Palmer's reconnaissance began on the 22nd and was well advanced by the 24th. On that morning, the IV Corps division of Brig. Gen. Charles Cruft moved south from Varnell's Station toward Rocky Face Ridge, a steep natural barrier just west of Dalton. Advancing simultaneously from the northwest was Palmer, with the 3 divisions of his XIV Corps, under Brig. Gens. Jefferson C. Davis, Richard W. Johnson, and Absolum Baird. The 2 columns linked just above Tunnel Hill, a northwestern spur of Rocky Face Ridge, where they encountered Confederate outposts.
Covered by Johnston's division and an artillery barrage, Davis' troops clambered up the north slope of the hill. Skirmishers chased the outposts from the summit without difficulty.

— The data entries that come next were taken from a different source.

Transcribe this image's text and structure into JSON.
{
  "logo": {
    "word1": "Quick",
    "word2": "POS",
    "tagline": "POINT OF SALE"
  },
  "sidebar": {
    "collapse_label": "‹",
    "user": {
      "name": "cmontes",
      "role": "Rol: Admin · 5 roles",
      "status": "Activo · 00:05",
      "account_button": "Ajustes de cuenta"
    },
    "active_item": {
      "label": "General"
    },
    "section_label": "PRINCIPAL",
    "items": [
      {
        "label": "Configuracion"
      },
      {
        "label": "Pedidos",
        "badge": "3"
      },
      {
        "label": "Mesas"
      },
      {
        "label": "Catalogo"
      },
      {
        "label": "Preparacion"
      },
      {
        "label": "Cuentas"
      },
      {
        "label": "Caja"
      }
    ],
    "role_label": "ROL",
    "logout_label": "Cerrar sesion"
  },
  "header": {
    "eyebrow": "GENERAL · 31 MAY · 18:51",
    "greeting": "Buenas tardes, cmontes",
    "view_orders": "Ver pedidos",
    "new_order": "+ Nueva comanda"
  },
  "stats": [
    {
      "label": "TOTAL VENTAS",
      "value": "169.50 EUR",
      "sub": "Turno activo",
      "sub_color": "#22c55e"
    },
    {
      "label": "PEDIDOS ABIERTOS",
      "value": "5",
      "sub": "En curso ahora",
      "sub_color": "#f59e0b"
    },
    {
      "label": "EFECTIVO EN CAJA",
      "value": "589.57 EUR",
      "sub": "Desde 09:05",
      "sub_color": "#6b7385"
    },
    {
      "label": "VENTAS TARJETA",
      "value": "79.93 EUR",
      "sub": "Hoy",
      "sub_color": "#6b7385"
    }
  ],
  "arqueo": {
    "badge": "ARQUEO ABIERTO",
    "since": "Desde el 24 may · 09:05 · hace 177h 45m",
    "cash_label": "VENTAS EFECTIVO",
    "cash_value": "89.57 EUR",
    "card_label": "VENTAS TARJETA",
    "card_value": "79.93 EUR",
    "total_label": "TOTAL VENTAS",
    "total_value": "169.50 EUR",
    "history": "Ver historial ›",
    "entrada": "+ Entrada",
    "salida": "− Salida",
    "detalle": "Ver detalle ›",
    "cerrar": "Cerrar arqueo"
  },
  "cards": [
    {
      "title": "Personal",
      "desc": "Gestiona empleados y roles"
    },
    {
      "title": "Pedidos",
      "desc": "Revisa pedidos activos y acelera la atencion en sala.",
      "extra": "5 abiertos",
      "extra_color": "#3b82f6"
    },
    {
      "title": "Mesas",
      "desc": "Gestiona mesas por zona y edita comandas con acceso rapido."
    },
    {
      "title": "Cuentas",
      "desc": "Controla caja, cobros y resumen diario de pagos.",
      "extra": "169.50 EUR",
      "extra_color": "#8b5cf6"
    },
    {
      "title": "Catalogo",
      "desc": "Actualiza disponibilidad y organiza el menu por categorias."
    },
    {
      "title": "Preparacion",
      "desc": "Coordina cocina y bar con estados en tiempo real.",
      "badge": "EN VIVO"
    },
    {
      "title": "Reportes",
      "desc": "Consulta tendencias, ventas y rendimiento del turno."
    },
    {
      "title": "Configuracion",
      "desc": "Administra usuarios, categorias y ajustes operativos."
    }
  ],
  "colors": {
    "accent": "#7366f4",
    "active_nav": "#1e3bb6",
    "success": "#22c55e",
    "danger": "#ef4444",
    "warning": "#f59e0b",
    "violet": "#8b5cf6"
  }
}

The Confederates, however, crossed to Rocky Face Ridge and atop it manned prepared positions near a wide defile named Buzzard's Roost Gap. There they joined a part of Johnston's main line, 3 infantry brigades and 2 batteries under maj. Gen. Alexander P. Stewart, with 4 other brigades and another battery in close support.
Determined to press his reconnaissance, Palmer launched a 2-pronged offensive early on the 25th. His flanks guarded by Baird's division and a cavalry brigade under Col. Eli Long, Cruft assaulted the north side of the ridge at about 11:00 A.M. His 2 brigades, led by Cols. William Grose and Thomas E. Champion, scatered Confederate skirmishers, then drove their supports from a steep, timbered ridge. When about to attack a second Confederate line, however, the Federals were halted by Palmer's order. Soon afterward, in an effort to relieve pressure on Cruft, Davis sent Morgan's brigade and that of Brig. Gen. Daniel McCook up the west side of the ridge toward Buzzard Roost Gap, only to see the columns sliced apart by frontal and flank fire.
Having suffered some 350 casaulties, Palmer ordered a general withdrawal that evening. His reconnaissance had been effective. In response to it, Johnston had recalled much of Lt. Gen. William J. Hardee's corps, recently dispatched to Mississippi to oppose Maj. Gen. William T. Sherman's Meridian Campaign.